Descripción general

El reflujo gástrico infantil se produce cuando la comida vuelve (reflujo) del estómago del bebé, lo que provoca una regurgitación. La afección, que en ocasiones se denomina reflujo gastroesofágico, no suele ser grave y se torna menos frecuente a medida que el bebé crece. No es habitual que el reflujo gástrico infantil continúe luego de los 18 meses.

El reflujo gástrico se produce en lactantes sanos varias veces por día. Si el bebé está sano y contento, y crece de manera adecuada, el reflujo gástrico no debe ser motivo de preocupación.

En raras ocasiones, el reflujo gástrico infantil puede ser un signo de un problema médico, como una alergia, una oclusión del sistema digestivo o enfermedad de reflujo gastroesofágico.

Síntomas

En general, el reflujo de los lactantes no es una causa de preocupación.

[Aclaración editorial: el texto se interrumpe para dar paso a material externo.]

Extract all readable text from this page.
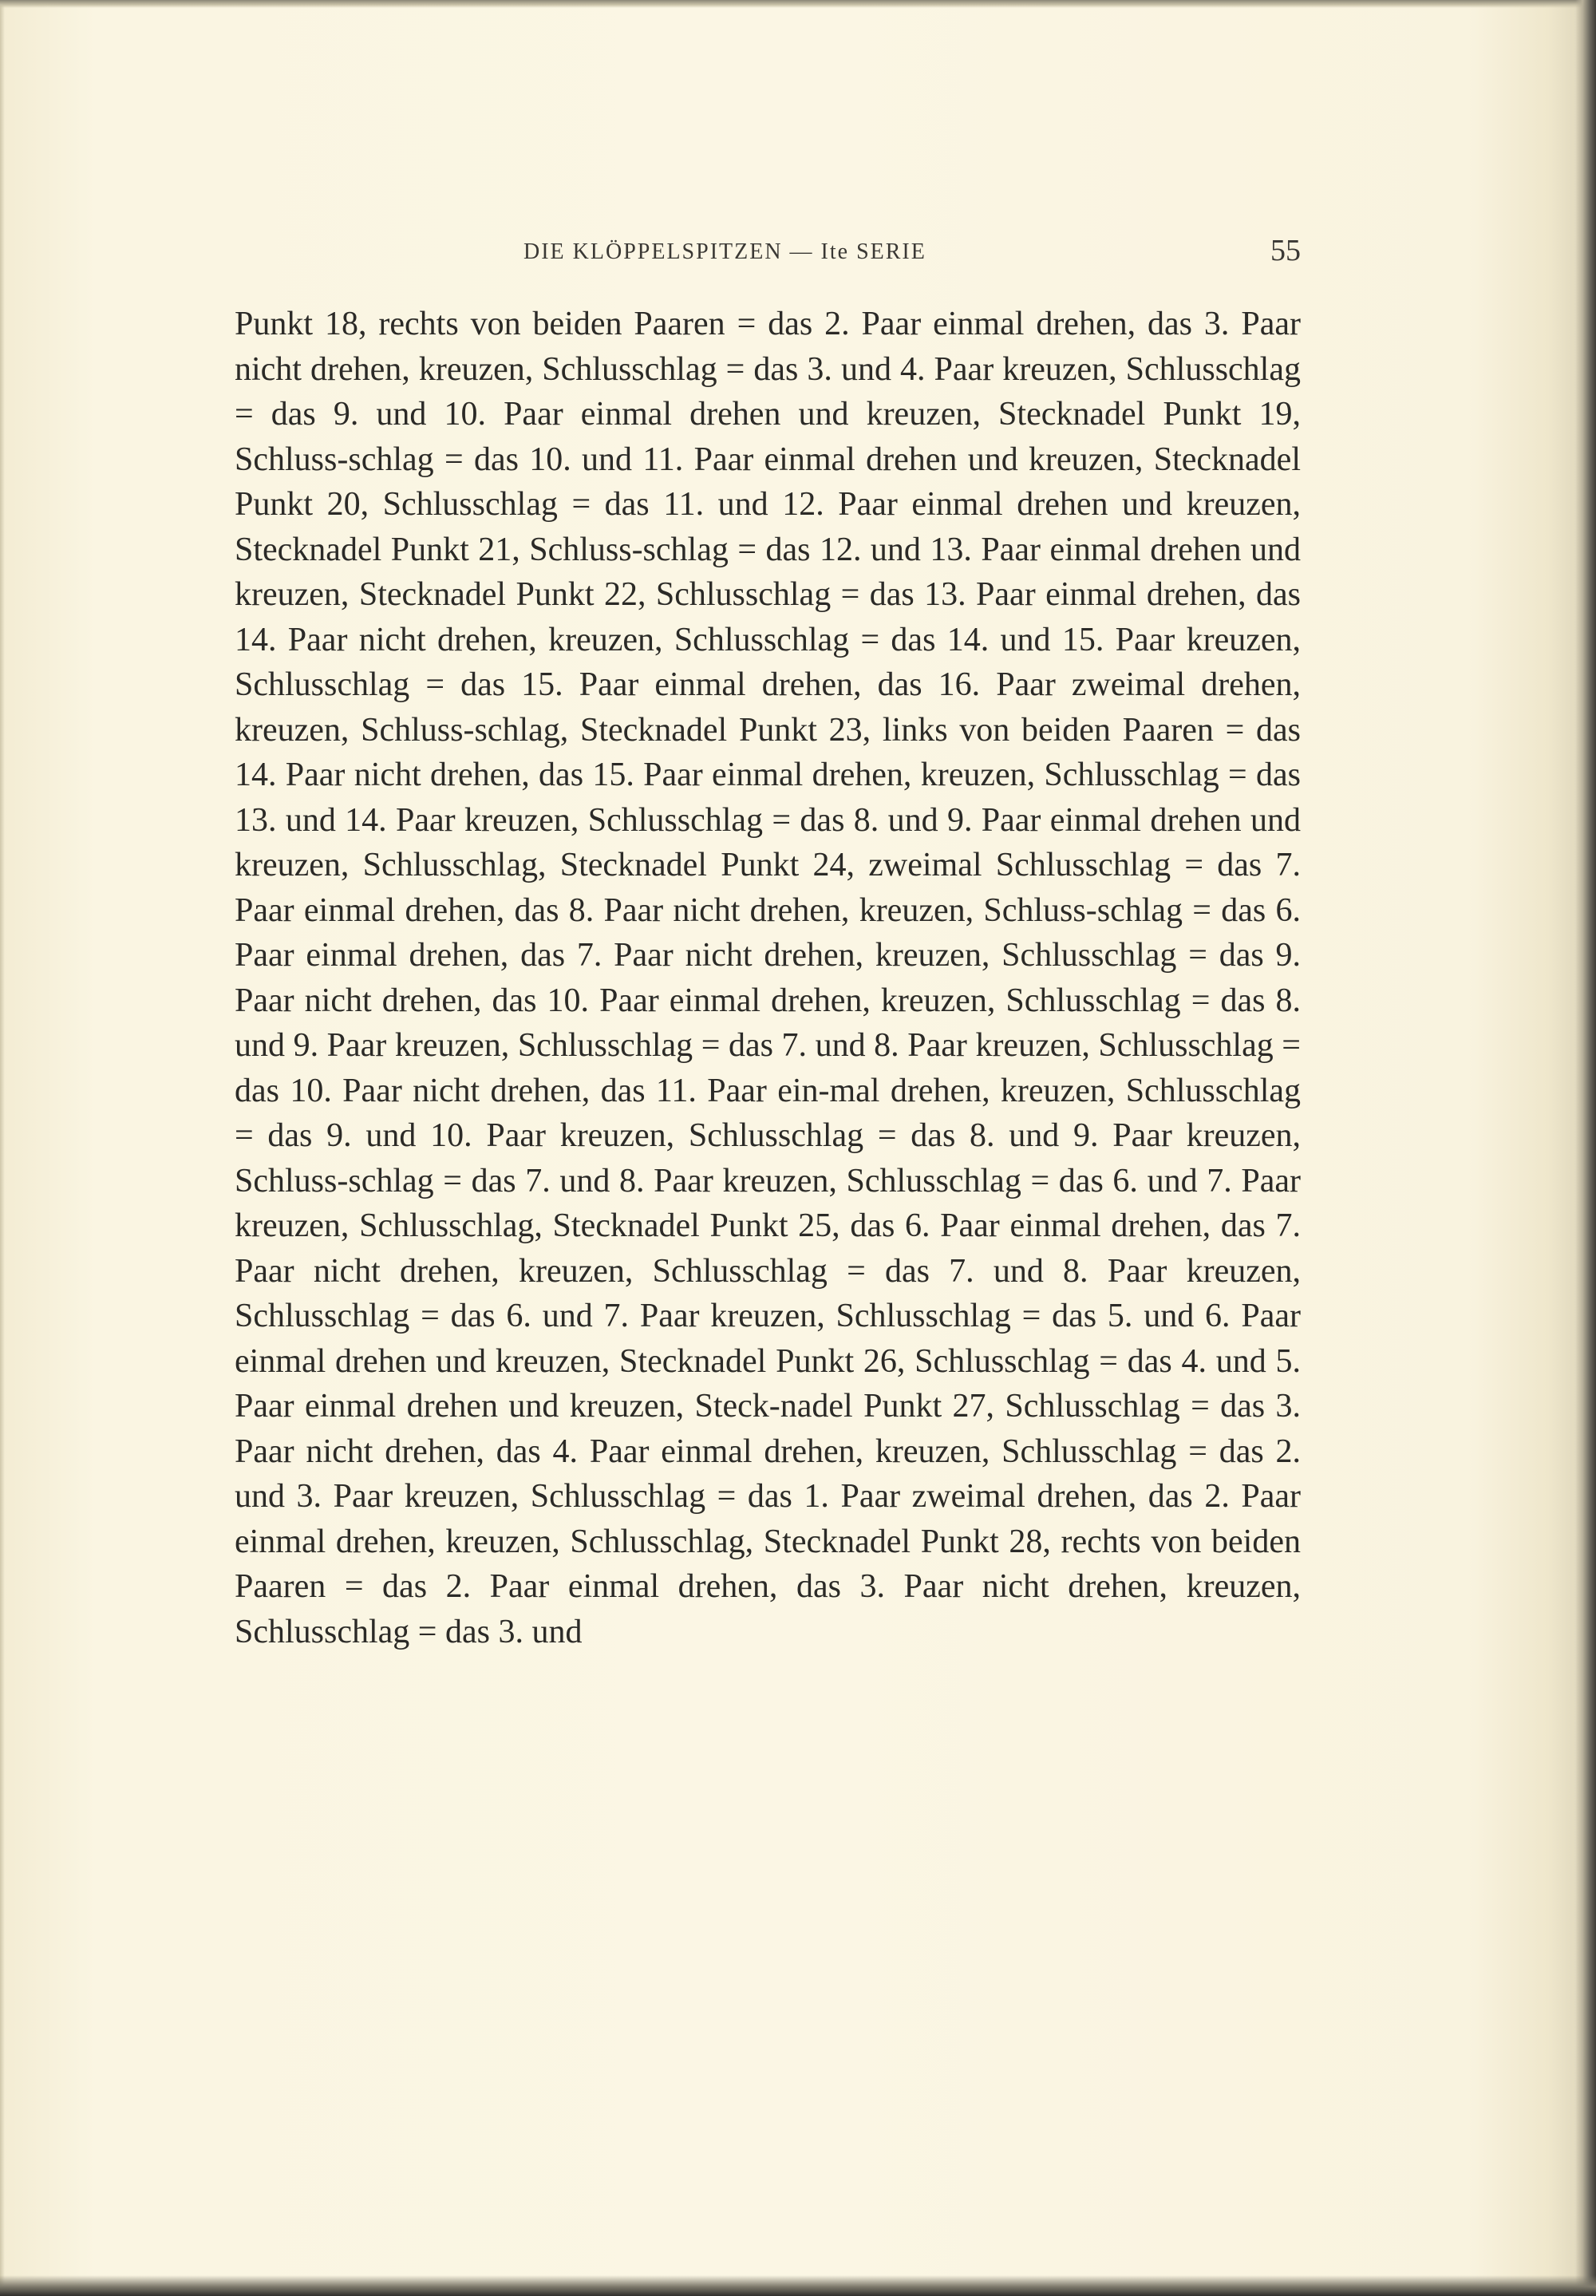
DIE KLÖPPELSPITZEN — Ite SERIE	55

Punkt 18, rechts von beiden Paaren = das 2. Paar einmal drehen, das 3. Paar nicht drehen, kreuzen, Schlusschlag = das 3. und 4. Paar kreuzen, Schlusschlag = das 9. und 10. Paar einmal drehen und kreuzen, Stecknadel Punkt 19, Schluss-schlag = das 10. und 11. Paar einmal drehen und kreuzen, Stecknadel Punkt 20, Schlusschlag = das 11. und 12. Paar einmal drehen und kreuzen, Stecknadel Punkt 21, Schluss-schlag = das 12. und 13. Paar einmal drehen und kreuzen, Stecknadel Punkt 22, Schlusschlag = das 13. Paar einmal drehen, das 14. Paar nicht drehen, kreuzen, Schlusschlag = das 14. und 15. Paar kreuzen, Schlusschlag = das 15. Paar einmal drehen, das 16. Paar zweimal drehen, kreuzen, Schluss-schlag, Stecknadel Punkt 23, links von beiden Paaren = das 14. Paar nicht drehen, das 15. Paar einmal drehen, kreuzen, Schlusschlag = das 13. und 14. Paar kreuzen, Schlusschlag = das 8. und 9. Paar einmal drehen und kreuzen, Schlusschlag, Stecknadel Punkt 24, zweimal Schlusschlag = das 7. Paar einmal drehen, das 8. Paar nicht drehen, kreuzen, Schluss-schlag = das 6. Paar einmal drehen, das 7. Paar nicht drehen, kreuzen, Schlusschlag = das 9. Paar nicht drehen, das 10. Paar einmal drehen, kreuzen, Schlusschlag = das 8. und 9. Paar kreuzen, Schlusschlag = das 7. und 8. Paar kreuzen, Schlusschlag = das 10. Paar nicht drehen, das 11. Paar ein-mal drehen, kreuzen, Schlusschlag = das 9. und 10. Paar kreuzen, Schlusschlag = das 8. und 9. Paar kreuzen, Schluss-schlag = das 7. und 8. Paar kreuzen, Schlusschlag = das 6. und 7. Paar kreuzen, Schlusschlag, Stecknadel Punkt 25, das 6. Paar einmal drehen, das 7. Paar nicht drehen, kreuzen, Schlusschlag = das 7. und 8. Paar kreuzen, Schlusschlag = das 6. und 7. Paar kreuzen, Schlusschlag = das 5. und 6. Paar einmal drehen und kreuzen, Stecknadel Punkt 26, Schlusschlag = das 4. und 5. Paar einmal drehen und kreuzen, Steck-nadel Punkt 27, Schlusschlag = das 3. Paar nicht drehen, das 4. Paar einmal drehen, kreuzen, Schlusschlag = das 2. und 3. Paar kreuzen, Schlusschlag = das 1. Paar zweimal drehen, das 2. Paar einmal drehen, kreuzen, Schlusschlag, Stecknadel Punkt 28, rechts von beiden Paaren = das 2. Paar einmal drehen, das 3. Paar nicht drehen, kreuzen, Schlusschlag = das 3. und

Es muy poco común que el contenido estomacal tenga el ácido suficiente para irritar la garganta o el esófago y causar signos y síntomas.

Causas

En los lactantes, el anillo de músculos entre el esófago y el estómago (esfínter esofágico inferior) no maduró por completo. Esto permite que el contenido del estómago vuelva. Con el tiempo, el esfínter esofágico inferior solo se abrirá cuando el bebé trague y permanecerá completamente cerrado el resto del tiempo, lo que mantiene el contenido del estómago en su lugar.

Los factores que contribuyen al reflujo gástrico infantil son frecuentes y a menudo no se pueden evitar. Entre estos factores se incluyen:

  • El hecho de que los bebés pasan la mayor parte del tiempo acostados
  • Una dieta mayormente líquida
  • Bebés prematuros

En ocasiones, la causa del reflujo gástrico infantil pueden ser condiciones más graves, por ejemplo:

  • Enfermedad de reflujo gastroesofágico. El reflujo gástrico contiene suficiente ácido para irritar y dañar el recubrimiento del esófago.
  • Estenosis pilórica. La válvula presente entre el estómago y el intestino delgado se reduce, lo que evita que el contenido del estómago se evacúe hacia el intestino delgado.
  • Intolerancia a los alimentos. La proteína de la leche vacuna es la causa más frecuente.
  • Esofagitis eosinofilica. Se acumula un tipo determinado de glóbulo blanco (eosinófilo), lo que lesiona el recubrimiento del esófago.

Complicaciones

El reflujo gástrico infantil suele desaparecer por sí solo sin provocar problemas para el bebé.

Si el bebé tiene una afección más grave (como enfermedad de reflujo gastroesofágico), es posible que presente signos de poco crecimiento. Algunas investigaciones indican que los bebés que tienen episodios frecuentes de vómitos pueden tener más probabilidades de desarrollar enfermedad de reflujo gastroesofágico posteriormente en la niñez.